At the same time that the very expensive costs of adding fire fighters will be felt, the constraints of finding new sources of revenues will become more difficult. The historical sources of revenues such as fundraising or donations are in competition with a increasingly large group of organizations also fighting for the donations. There are a million “good” charities trying to get the attention of your donor – and they employ some sophisticated techniques to get their share of a stagnant donation pie.
Or, if you depend on government funds as your revenue source, be prepared for the upcoming budget struggles that all levels of government will face shortly. Most U.S. Federal, state and local governments have been running deficits over the past few years. That means they have been borrowing money just to keep the lights on. There will be less funds in the future for grants and large discretionary purchases.
On top of that, the current economic climate will depress tax revenues for some time and there seems to be a growing sense of taxpayer rage which all combines to limit tax growth for all levels of government.
It is critical to begin planning now with a tighter future budget in mind. For the best departments, it may only mean flat revenues instead of decreases. For the majority of departments, the reality will become that they are being asked to perform with less financial resources.
Issue #3: There will be more scrutiny over your financial records.
In the past, no one really cared to look at the financial records of volunteer departments or small districts. However, as the total amounts paid to these independent departments grow, there will be a growing call for careful examination of financial expenditures and use of the funds.
If you are a not-for-profit fire department, you are required (with few exceptions) to file an IRS form 990 to report your financial activities. This form is required to maintain your tax-exempt status. Some states, such as Pennsylvania, are becoming much more strict about financial reporting and compliance as they purchase new apparatus.
Cities, Townships, and Counties are requiring independent audits of department’s financial records to support the significant monies paid to departments.
There isn’t a 2 week period that doesn’t go by that a fire department isn’t the victim of an embezzlement in the U.S. Lack of quality financial controls are a breeding ground for potential financial crimes.
There is a brewing storm to make fire departments a lot more accountable for their funds than in the past. This will be quite a shock to most departments who have felt an independence about how they run and report about their departments. Forward thinking fire departments will begin to have quality financial information that is available for anyone to see. Anecdotally, there are a growing number of departments now posting their financial records on their web site.
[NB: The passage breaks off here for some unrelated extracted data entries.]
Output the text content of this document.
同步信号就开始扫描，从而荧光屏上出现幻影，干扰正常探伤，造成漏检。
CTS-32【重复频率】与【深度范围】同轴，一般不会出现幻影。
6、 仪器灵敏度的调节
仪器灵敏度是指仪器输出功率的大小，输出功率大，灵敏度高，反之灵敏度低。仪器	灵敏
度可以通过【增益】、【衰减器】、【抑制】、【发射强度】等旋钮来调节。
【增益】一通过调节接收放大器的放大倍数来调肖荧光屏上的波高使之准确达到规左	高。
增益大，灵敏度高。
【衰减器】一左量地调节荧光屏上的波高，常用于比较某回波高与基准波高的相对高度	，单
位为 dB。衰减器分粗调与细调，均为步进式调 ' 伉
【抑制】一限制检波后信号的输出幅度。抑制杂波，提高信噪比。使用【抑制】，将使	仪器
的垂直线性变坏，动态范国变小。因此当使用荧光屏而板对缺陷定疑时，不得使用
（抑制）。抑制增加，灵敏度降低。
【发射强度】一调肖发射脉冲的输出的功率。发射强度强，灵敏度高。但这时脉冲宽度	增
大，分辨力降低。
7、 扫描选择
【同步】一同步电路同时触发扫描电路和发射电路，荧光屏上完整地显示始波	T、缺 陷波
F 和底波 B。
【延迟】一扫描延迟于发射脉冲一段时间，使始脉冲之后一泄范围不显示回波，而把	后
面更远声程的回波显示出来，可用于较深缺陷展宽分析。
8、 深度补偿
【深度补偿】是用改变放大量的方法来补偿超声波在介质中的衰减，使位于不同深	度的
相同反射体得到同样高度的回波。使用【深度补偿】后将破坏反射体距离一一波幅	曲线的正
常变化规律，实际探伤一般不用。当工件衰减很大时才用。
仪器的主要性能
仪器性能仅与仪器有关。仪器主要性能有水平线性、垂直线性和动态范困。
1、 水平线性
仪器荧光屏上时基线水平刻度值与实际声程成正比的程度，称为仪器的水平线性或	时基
So, be prepared to fully disclose your financial operations to your community.
Issue #4: Essential costs will increase faster than inflation.
Finally, the type of costs and purchases that fire departments need will far outpace the general rate of inflation over the next few years. The specialized equipment fire departments need is highly dependent on high quality raw materials. The prices of these materials will rise very fast in the near and medium term. Further, the costs of services such as insurance, utilities, and accounting (see Issue #3) are rising fast also.
Of course, many departments will offset these costs by delaying the purchases or shopping for inferior but cheaper services. While expected to help, the prepared department will begin to accept this premise and plan accordingly.
In summary, the upcoming years will provide a financial perfect storm for unprepared fire departments. With the squeeze of lower revenues and higher costs for manpower and everything else, departments must begin to plan today to meet these historical financial challenges or will be forced to consolidate with more efficient departments at the behest of the local governments.